On reproche habituellement à l'archéologue allemand sa désinvolture vis-à-vis des sites auxquels il s'est intéressé. Il est indéniable qu'il n'a pas hésité à assembler selon son goût particulier, pour les présenter au public, des objets qui n'avaient aucun rapport entre eux et qu'il n'avait pas trouvés au même endroit. On ne peut non plus passer sous silence le fait qu'il ait négligé tout ce qui ne l'intéressait pas au premier chef, c'est-à-dire tout ce qui ne correspondait pas au niveau dit de Troie II et qui constituait un obstacle aux fouilles qu'il voulait mener sur ce qu'il imaginait être la cité de Priam. Dans son premier rapport sur les fouilles de Troie publié à Leipzig en 1874 avec un magnifique Atlas, Schliemann prétend avoir exhumé le trésor de Priam et les bijoux de la belle Hélène. Le gouvernement turc lui intente alors un procès pour vol de biens nationaux, mensonge et falsification. Il n'y échappe qu'en payant une indemnité énorme et en faisant jouer ses relations à Berlin et à Washington. Il reste que Schliemann était bien seul à ramasser les quelques huit mille fragments du diadème, des pendentifs et des colliers qu'il avait découverts et qu’il envoya secrètement au consul américain Frank Calvert, qui les transmit à Sophia son épouse, alors établie à
Athènes. Ces parures furent ensuite remontées, enfilées et complétées selon les indications d'un antiquaire florentin. Légué en 1890 au musée ethnologique de Berlin, devenu en 1921 le musée de la Pré- et Protohistoire, Le trésor de Troie fut exposé sans discontinuité de la fin du XIXe siècle jusqu'en 1939. Lorsque, le 22 avril 1945, les troupes du maréchal Joukov entrèrent dans la capitale en ruine du IIIe Reich, les Soviétiques n'hésitèrent pas à se servir... Il est vrai que les Allemands ne s'étaient pas non plus embarrassés de scrupules lorsque, dès 1941, au fur et à mesure de leur avancée en URSS, ils avaient fait main basse sur toutes les richesses qu'ils découvraient. Les autorités soviétiques puis russes refusèrent d'admettre officiellement qu'elles étaient en possession du trésor de Troie jusqu'à cet été 1993 au cours duquel le président Boris Eltsine, de passage à Athènes, confia à ses hôtes qu'il se trouvait bien en Russie. Grand seigneur, il émit même l'idée qu'il serait conforme à l'histoire que la Grèce puisse un jour accueillir cette inestimable collection. Mais, en 1997, la Russie adopta une loi déclarant propriété russe les œuvres d'art saisies par l'Armée rouge en Allemagne pendant la Seconde Guerre mondiale, à l'exception des biens des victimes du nazisme et des biens des communautés religieuses.
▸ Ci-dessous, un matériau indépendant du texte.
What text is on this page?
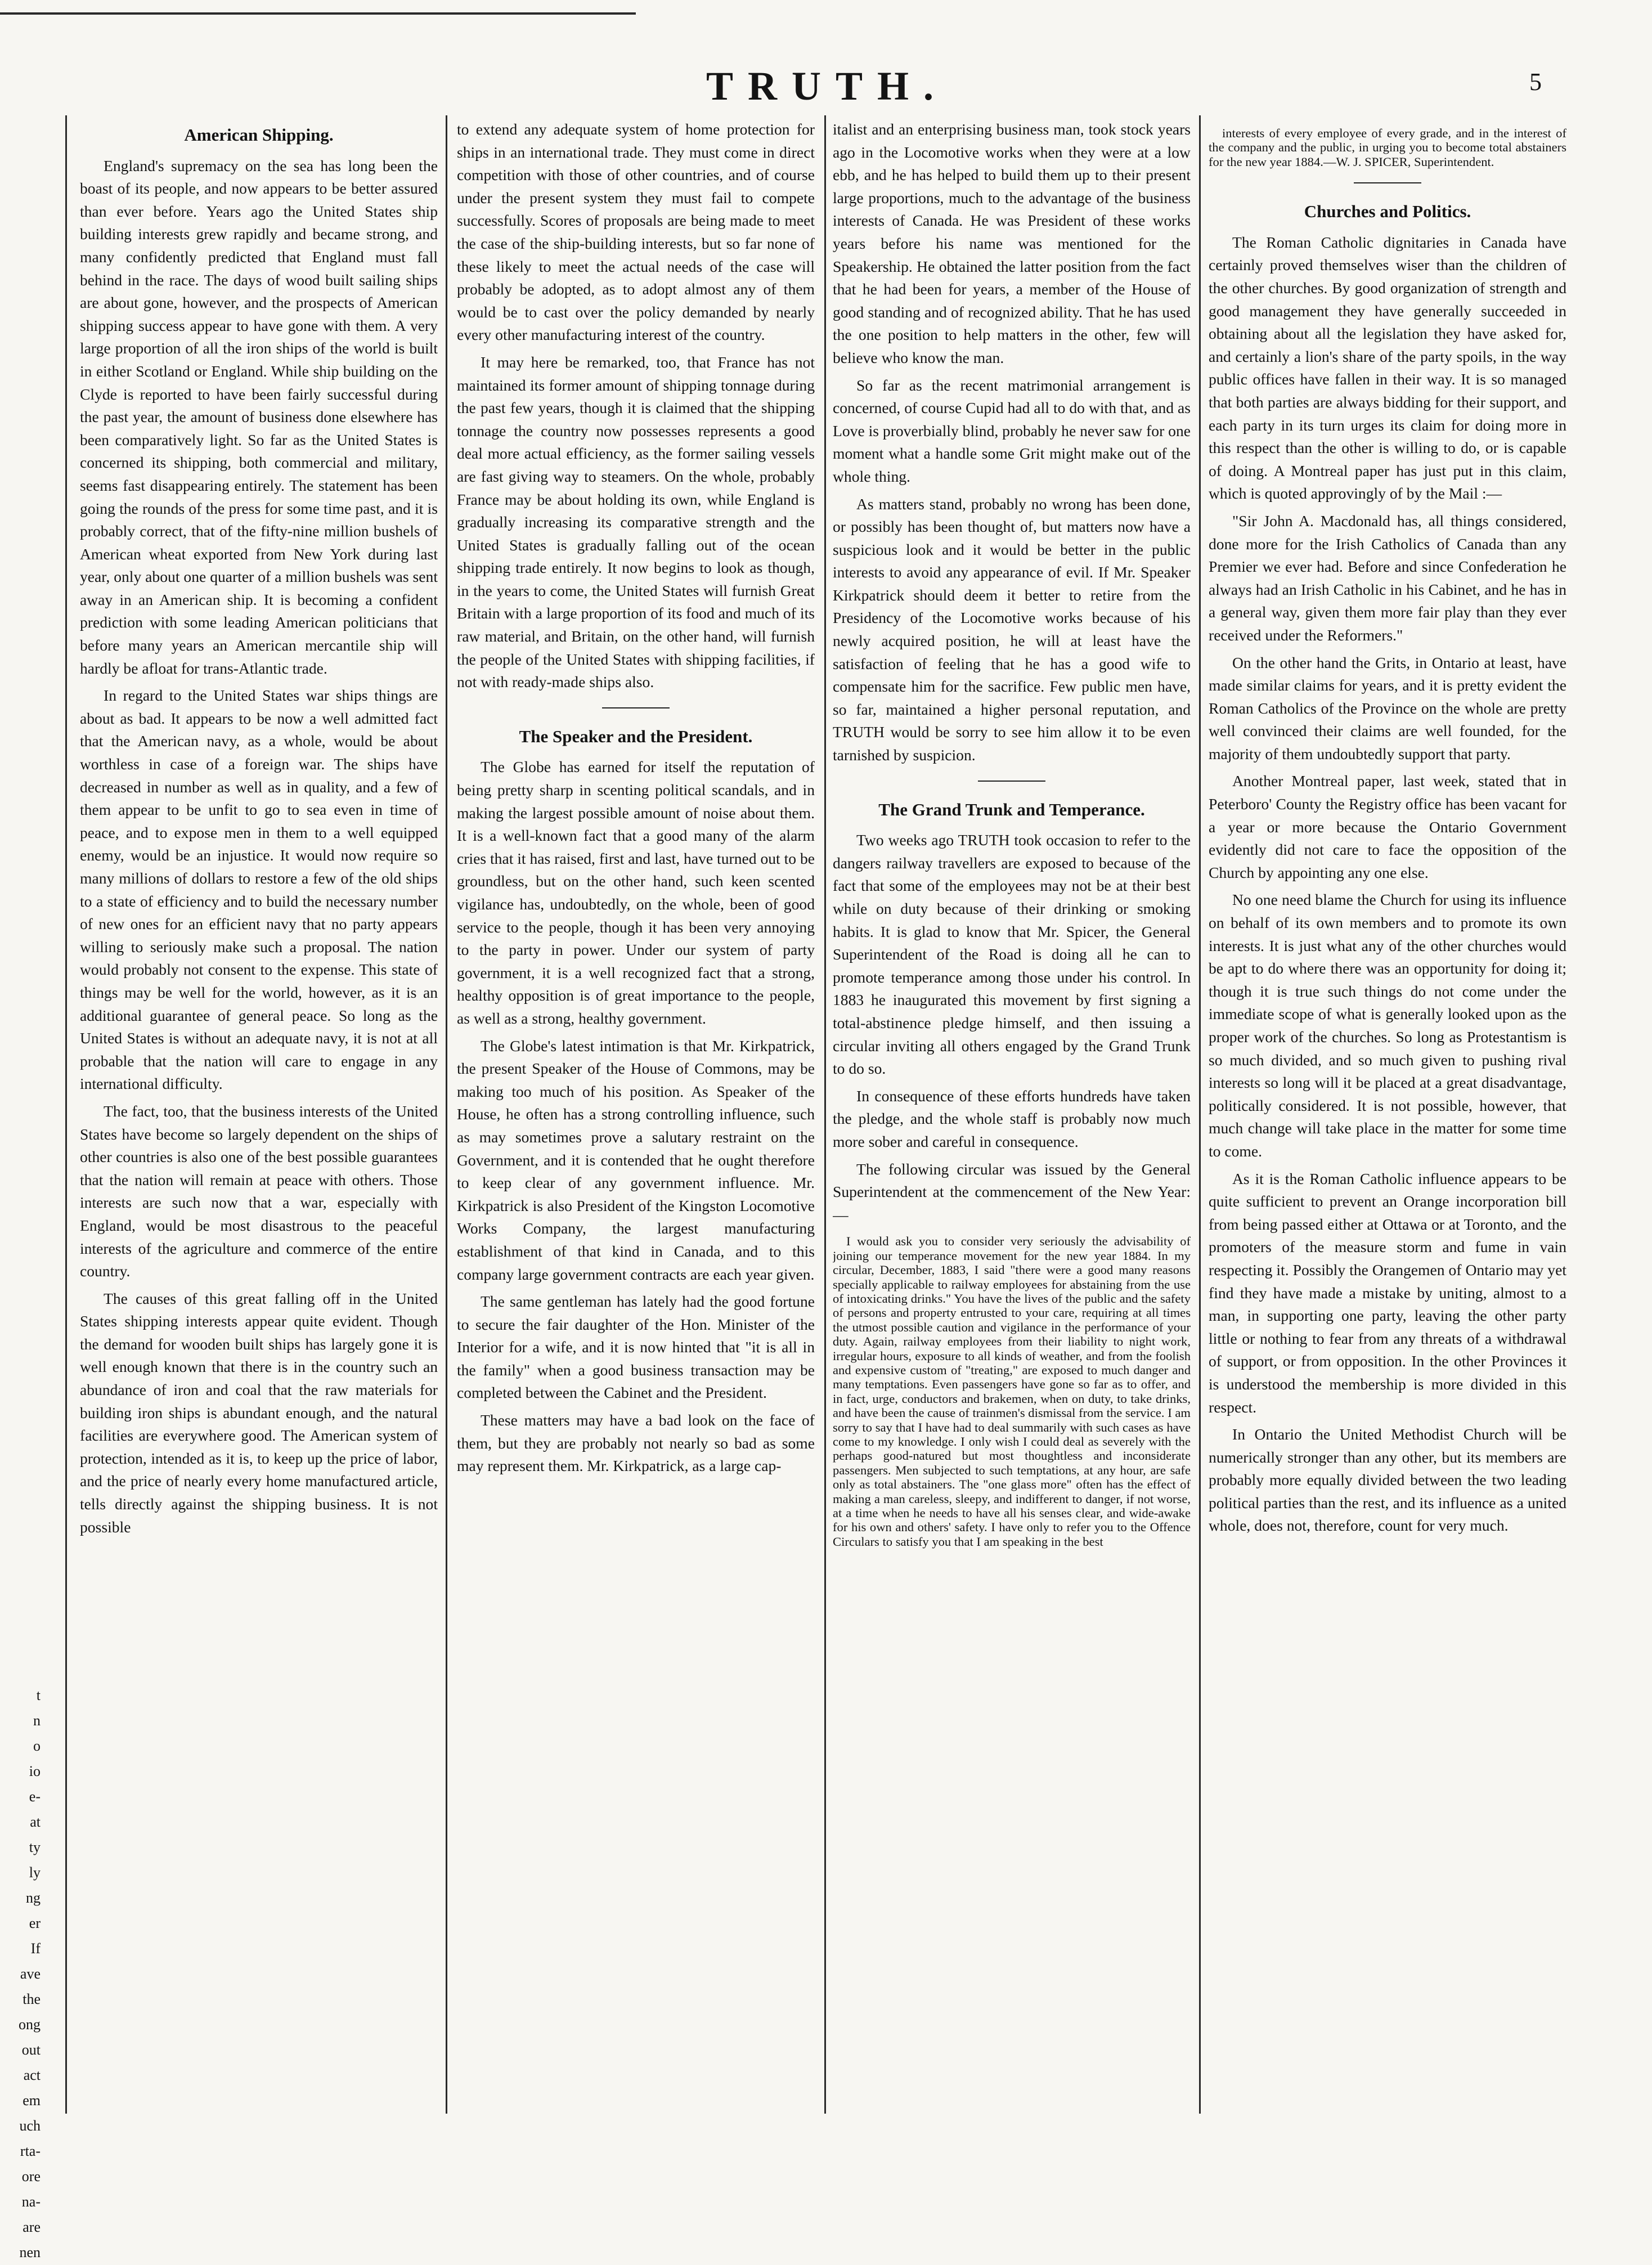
TRUTH.	5
t
n
o
io
e-
at
ty
ly
ng
er
If
ave
the
ong
out
act
em
uch
rta-
ore
na-
are
nen
American Shipping.

England's supremacy on the sea has long been the boast of its people, and now appears to be better assured than ever before. Years ago the United States ship building interests grew rapidly and became strong, and many confidently predicted that England must fall behind in the race. The days of wood built sailing ships are about gone, however, and the prospects of American shipping success appear to have gone with them. A very large proportion of all the iron ships of the world is built in either Scotland or England. While ship building on the Clyde is reported to have been fairly successful during the past year, the amount of business done elsewhere has been comparatively light. So far as the United States is concerned its shipping, both commercial and military, seems fast disappearing entirely. The statement has been going the rounds of the press for some time past, and it is probably correct, that of the fifty-nine million bushels of American wheat exported from New York during last year, only about one quarter of a million bushels was sent away in an American ship. It is becoming a confident prediction with some leading American politicians that before many years an American mercantile ship will hardly be afloat for trans-Atlantic trade.

In regard to the United States war ships things are about as bad. It appears to be now a well admitted fact that the American navy, as a whole, would be about worthless in case of a foreign war. The ships have decreased in number as well as in quality, and a few of them appear to be unfit to go to sea even in time of peace, and to expose men in them to a well equipped enemy, would be an injustice. It would now require so many millions of dollars to restore a few of the old ships to a state of efficiency and to build the necessary number of new ones for an efficient navy that no party appears willing to seriously make such a proposal. The nation would probably not consent to the expense. This state of things may be well for the world, however, as it is an additional guarantee of general peace. So long as the United States is without an adequate navy, it is not at all probable that the nation will care to engage in any international difficulty.

The fact, too, that the business interests of the United States have become so largely dependent on the ships of other countries is also one of the best possible guarantees that the nation will remain at peace with others. Those interests are such now that a war, especially with England, would be most disastrous to the peaceful interests of the agriculture and commerce of the entire country.

The causes of this great falling off in the United States shipping interests appear quite evident. Though the demand for wooden built ships has largely gone it is well enough known that there is in the country such an abundance of iron and coal that the raw materials for building iron ships is abundant enough, and the natural facilities are everywhere good. The American system of protection, intended as it is, to keep up the price of labor, and the price of nearly every home manufactured article, tells directly against the shipping business. It is not possible

to extend any adequate system of home protection for ships in an international trade. They must come in direct competition with those of other countries, and of course under the present system they must fail to compete successfully. Scores of proposals are being made to meet the case of the ship-building interests, but so far none of these likely to meet the actual needs of the case will probably be adopted, as to adopt almost any of them would be to cast over the policy demanded by nearly every other manufacturing interest of the country.

It may here be remarked, too, that France has not maintained its former amount of shipping tonnage during the past few years, though it is claimed that the shipping tonnage the country now possesses represents a good deal more actual efficiency, as the former sailing vessels are fast giving way to steamers. On the whole, probably France may be about holding its own, while England is gradually increasing its comparative strength and the United States is gradually falling out of the ocean shipping trade entirely. It now begins to look as though, in the years to come, the United States will furnish Great Britain with a large proportion of its food and much of its raw material, and Britain, on the other hand, will furnish the people of the United States with shipping facilities, if not with ready-made ships also.

The Speaker and the President.

The Globe has earned for itself the reputation of being pretty sharp in scenting political scandals, and in making the largest possible amount of noise about them. It is a well-known fact that a good many of the alarm cries that it has raised, first and last, have turned out to be groundless, but on the other hand, such keen scented vigilance has, undoubtedly, on the whole, been of good service to the people, though it has been very annoying to the party in power. Under our system of party government, it is a well recognized fact that a strong, healthy opposition is of great importance to the people, as well as a strong, healthy government.

The Globe's latest intimation is that Mr. Kirkpatrick, the present Speaker of the House of Commons, may be making too much of his position. As Speaker of the House, he often has a strong controlling influence, such as may sometimes prove a salutary restraint on the Government, and it is contended that he ought therefore to keep clear of any government influence. Mr. Kirkpatrick is also President of the Kingston Locomotive Works Company, the largest manufacturing establishment of that kind in Canada, and to this company large government contracts are each year given.

The same gentleman has lately had the good fortune to secure the fair daughter of the Hon. Minister of the Interior for a wife, and it is now hinted that "it is all in the family" when a good business transaction may be completed between the Cabinet and the President.

These matters may have a bad look on the face of them, but they are probably not nearly so bad as some may represent them. Mr. Kirkpatrick, as a large cap-

italist and an enterprising business man, took stock years ago in the Locomotive works when they were at a low ebb, and he has helped to build them up to their present large proportions, much to the advantage of the business interests of Canada. He was President of these works years before his name was mentioned for the Speakership. He obtained the latter position from the fact that he had been for years, a member of the House of good standing and of recognized ability. That he has used the one position to help matters in the other, few will believe who know the man.

So far as the recent matrimonial arrangement is concerned, of course Cupid had all to do with that, and as Love is proverbially blind, probably he never saw for one moment what a handle some Grit might make out of the whole thing.

As matters stand, probably no wrong has been done, or possibly has been thought of, but matters now have a suspicious look and it would be better in the public interests to avoid any appearance of evil. If Mr. Speaker Kirkpatrick should deem it better to retire from the Presidency of the Locomotive works because of his newly acquired position, he will at least have the satisfaction of feeling that he has a good wife to compensate him for the sacrifice. Few public men have, so far, maintained a higher personal reputation, and TRUTH would be sorry to see him allow it to be even tarnished by suspicion.

The Grand Trunk and Temperance.

Two weeks ago TRUTH took occasion to refer to the dangers railway travellers are exposed to because of the fact that some of the employees may not be at their best while on duty because of their drinking or smoking habits. It is glad to know that Mr. Spicer, the General Superintendent of the Road is doing all he can to promote temperance among those under his control. In 1883 he inaugurated this movement by first signing a total-abstinence pledge himself, and then issuing a circular inviting all others engaged by the Grand Trunk to do so.

In consequence of these efforts hundreds have taken the pledge, and the whole staff is probably now much more sober and careful in consequence.

The following circular was issued by the General Superintendent at the commencement of the New Year:—

I would ask you to consider very seriously the advisability of joining our temperance movement for the new year 1884. In my circular, December, 1883, I said "there were a good many reasons specially applicable to railway employees for abstaining from the use of intoxicating drinks." You have the lives of the public and the safety of persons and property entrusted to your care, requiring at all times the utmost possible caution and vigilance in the performance of your duty. Again, railway employees from their liability to night work, irregular hours, exposure to all kinds of weather, and from the foolish and expensive custom of "treating," are exposed to much danger and many temptations. Even passengers have gone so far as to offer, and in fact, urge, conductors and brakemen, when on duty, to take drinks, and have been the cause of trainmen's dismissal from the service. I am sorry to say that I have had to deal summarily with such cases as have come to my knowledge. I only wish I could deal as severely with the perhaps good-natured but most thoughtless and inconsiderate passengers. Men subjected to such temptations, at any hour, are safe only as total abstainers. The "one glass more" often has the effect of making a man careless, sleepy, and indifferent to danger, if not worse, at a time when he needs to have all his senses clear, and wide-awake for his own and others' safety. I have only to refer you to the Offence Circulars to satisfy you that I am speaking in the best

interests of every employee of every grade, and in the interest of the company and the public, in urging you to become total abstainers for the new year 1884.—W. J. SPICER, Superintendent.

Churches and Politics.

The Roman Catholic dignitaries in Canada have certainly proved themselves wiser than the children of the other churches. By good organization of strength and good management they have generally succeeded in obtaining about all the legislation they have asked for, and certainly a lion's share of the party spoils, in the way public offices have fallen in their way. It is so managed that both parties are always bidding for their support, and each party in its turn urges its claim for doing more in this respect than the other is willing to do, or is capable of doing. A Montreal paper has just put in this claim, which is quoted approvingly of by the Mail :—

"Sir John A. Macdonald has, all things considered, done more for the Irish Catholics of Canada than any Premier we ever had. Before and since Confederation he always had an Irish Catholic in his Cabinet, and he has in a general way, given them more fair play than they ever received under the Reformers."

On the other hand the Grits, in Ontario at least, have made similar claims for years, and it is pretty evident the Roman Catholics of the Province on the whole are pretty well convinced their claims are well founded, for the majority of them undoubtedly support that party.

Another Montreal paper, last week, stated that in Peterboro' County the Registry office has been vacant for a year or more because the Ontario Government evidently did not care to face the opposition of the Church by appointing any one else.

No one need blame the Church for using its influence on behalf of its own members and to promote its own interests. It is just what any of the other churches would be apt to do where there was an opportunity for doing it; though it is true such things do not come under the immediate scope of what is generally looked upon as the proper work of the churches. So long as Protestantism is so much divided, and so much given to pushing rival interests so long will it be placed at a great disadvantage, politically considered. It is not possible, however, that much change will take place in the matter for some time to come.

As it is the Roman Catholic influence appears to be quite sufficient to prevent an Orange incorporation bill from being passed either at Ottawa or at Toronto, and the promoters of the measure storm and fume in vain respecting it. Possibly the Orangemen of Ontario may yet find they have made a mistake by uniting, almost to a man, in supporting one party, leaving the other party little or nothing to fear from any threats of a withdrawal of support, or from opposition. In the other Provinces it is understood the membership is more divided in this respect.

In Ontario the United Methodist Church will be numerically stronger than any other, but its members are probably more equally divided between the two leading political parties than the rest, and its influence as a united whole, does not, therefore, count for very much.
Maigre consolation : à Berlin se trouvent encore quelques 6 000 pièces sur les 10 000 que comptait la collection Schliemann, pièces de céramique de l'Age du bronze, inscriptions grecques et latines, et quelques objets en argent du « trésor de Priam ». Les négociations entre la Russie et l'Allemagne se poursuivent.
Au-delà des débats juridiques, le principal reste que de forts soupçons planent sur l'ensemble constitué par le « trésor de Priam ». Divers indices permettent en effet de penser que Schliemann a rassemblé sous ce nom un ensemble hétéroclite d'objets trouvés en différents points et niveaux du site..
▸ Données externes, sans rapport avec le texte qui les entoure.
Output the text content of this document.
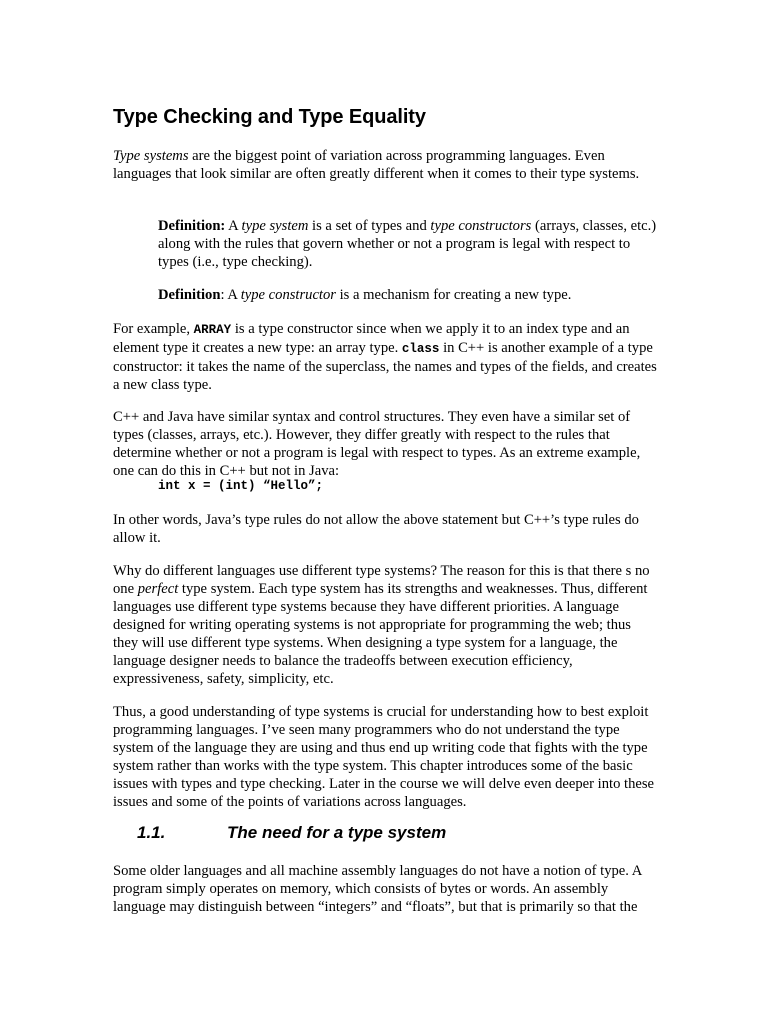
Type Checking and Type Equality

Type systems are the biggest point of variation across programming languages. Even languages that look similar are often greatly different when it comes to their type systems.

Definition: A type system is a set of types and type constructors (arrays, classes, etc.) along with the rules that govern whether or not a program is legal with respect to types (i.e., type checking).

Definition: A type constructor is a mechanism for creating a new type.

For example, ARRAY is a type constructor since when we apply it to an index type and an element type it creates a new type: an array type. class in C++ is another example of a type constructor: it takes the name of the superclass, the names and types of the fields, and creates a new class type.

C++ and Java have similar syntax and control structures. They even have a similar set of types (classes, arrays, etc.). However, they differ greatly with respect to the rules that determine whether or not a program is legal with respect to types. As an extreme example, one can do this in C++ but not in Java:

int x = (int) “Hello”;

In other words, Java’s type rules do not allow the above statement but C++’s type rules do allow it.

Why do different languages use different type systems? The reason for this is that there s no one perfect type system. Each type system has its strengths and weaknesses. Thus, different languages use different type systems because they have different priorities. A language designed for writing operating systems is not appropriate for programming the web; thus they will use different type systems. When designing a type system for a language, the language designer needs to balance the tradeoffs between execution efficiency, expressiveness, safety, simplicity, etc.

Thus, a good understanding of type systems is crucial for understanding how to best exploit programming languages. I’ve seen many programmers who do not understand the type system of the language they are using and thus end up writing code that fights with the type system rather than works with the type system. This chapter introduces some of the basic issues with types and type checking. Later in the course we will delve even deeper into these issues and some of the points of variations across languages.

1.1.	The need for a type system

Some older languages and all machine assembly languages do not have a notion of type. A program simply operates on memory, which consists of bytes or words. An assembly language may distinguish between “integers” and “floats”, but that is primarily so that the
En dépit de ces méthodes peu orthodoxes, et qui nous ont définitivement privés d'une partie de ce que nous aurions pu apprendre sur le site de Troie, il faut cependant reconnaître à Schliemann un intérêt véritablement scientifique - et original à l'époque - pour la stratigraphie et le matériel céramique : il a été le premier à établir qu'existaient, sur le site d'Hissarlik, les vestiges superposés de plusieurs établissements qui s'étaient succédé dans le temps. Mais les archéologues s'accordent surtout aujourd'hui à lui reconnaître un autre grand mérite : celui d'avoir, en arrivant sur le site d'Hissarlik, voulu déterminer avec exactitude si oui ou non les ruines qui existaient à cet endroit correspondaient à la cité décrite par Homère. En d'autres termes, d'avoir inauguré une archéologie interrogative, problématique - même si le problème, posé de cette façon, est aujourd'hui complètement dénué de sens.
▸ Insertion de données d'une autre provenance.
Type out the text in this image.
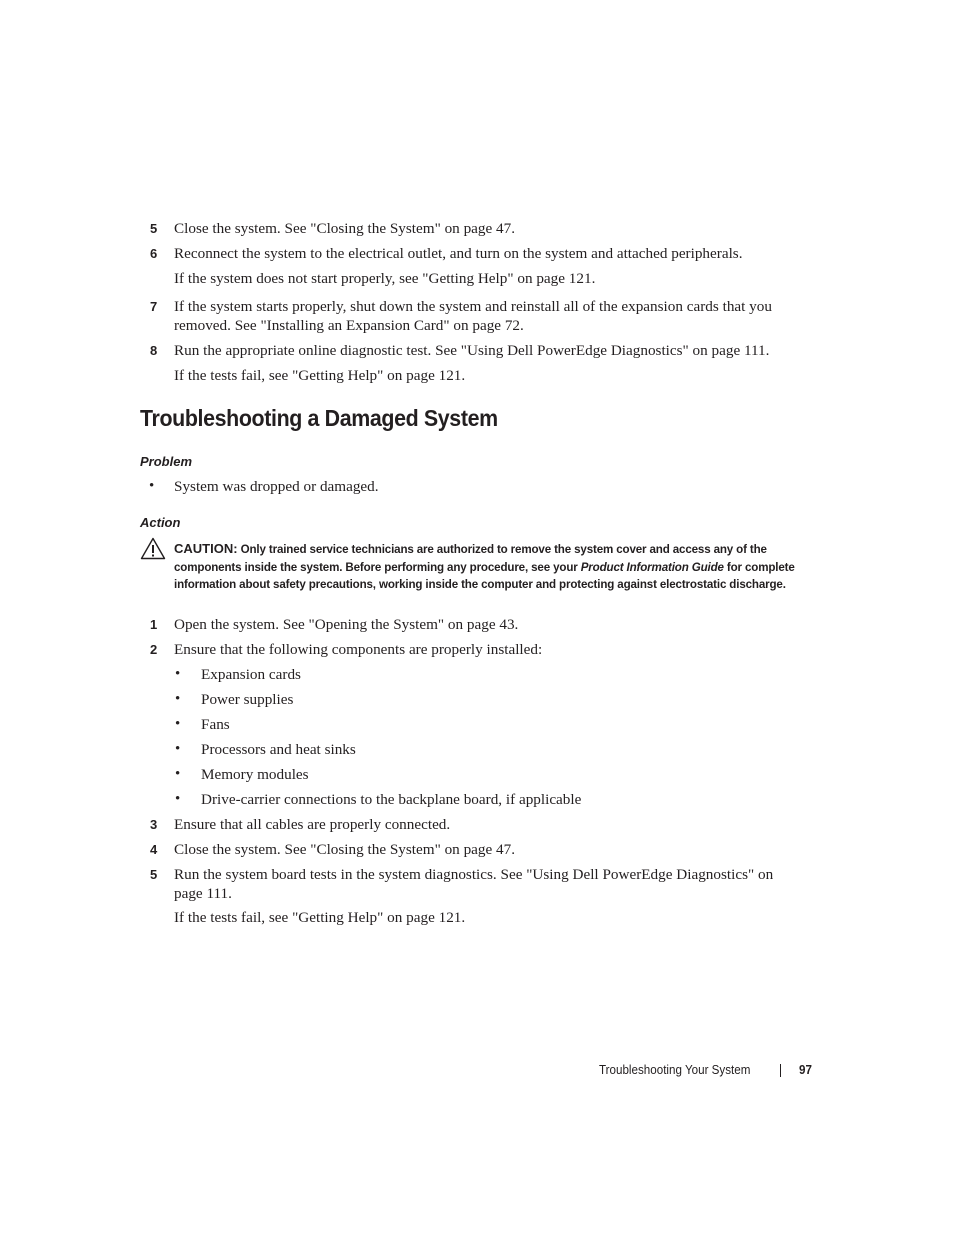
5 Close the system. See "Closing the System" on page 47.
6 Reconnect the system to the electrical outlet, and turn on the system and attached peripherals.
If the system does not start properly, see "Getting Help" on page 121.
7 If the system starts properly, shut down the system and reinstall all of the expansion cards that you
removed. See "Installing an Expansion Card" on page 72.
8 Run the appropriate online diagnostic test. See "Using Dell PowerEdge Diagnostics" on page 111.
If the tests fail, see "Getting Help" on page 121.
Troubleshooting a Damaged System
Problem
• System was dropped or damaged.
Action
CAUTION: Only trained service technicians are authorized to remove the system cover and access any of the components inside the system. Before performing any procedure, see your Product Information Guide for complete information about safety precautions, working inside the computer and protecting against electrostatic discharge.
1 Open the system. See "Opening the System" on page 43.
2 Ensure that the following components are properly installed:
• Expansion cards
• Power supplies
• Fans
• Processors and heat sinks
• Memory modules
• Drive-carrier connections to the backplane board, if applicable
3 Ensure that all cables are properly connected.
4 Close the system. See "Closing the System" on page 47.
5 Run the system board tests in the system diagnostics. See "Using Dell PowerEdge Diagnostics" on
page 111.
If the tests fail, see "Getting Help" on page 121.
Troubleshooting Your System	97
Pourquoi, en effet, considérer le texte d'Homère comme une référence historique, et s'acharner à faire coïncider les découvertes archéologiques avec ce que nous dit l’Illiade de la guerre de Troie ? Outre les incertitudes qui demeurent sur la véritable nature de l'auteur de ce texte, et sur les conditions de son élaboration, il est évident que les faits qu'il évoque, transmis par la tradition orale, ne sont en aucun cas la transposition d'une réalité historique.
La découverte de Mycènes[1].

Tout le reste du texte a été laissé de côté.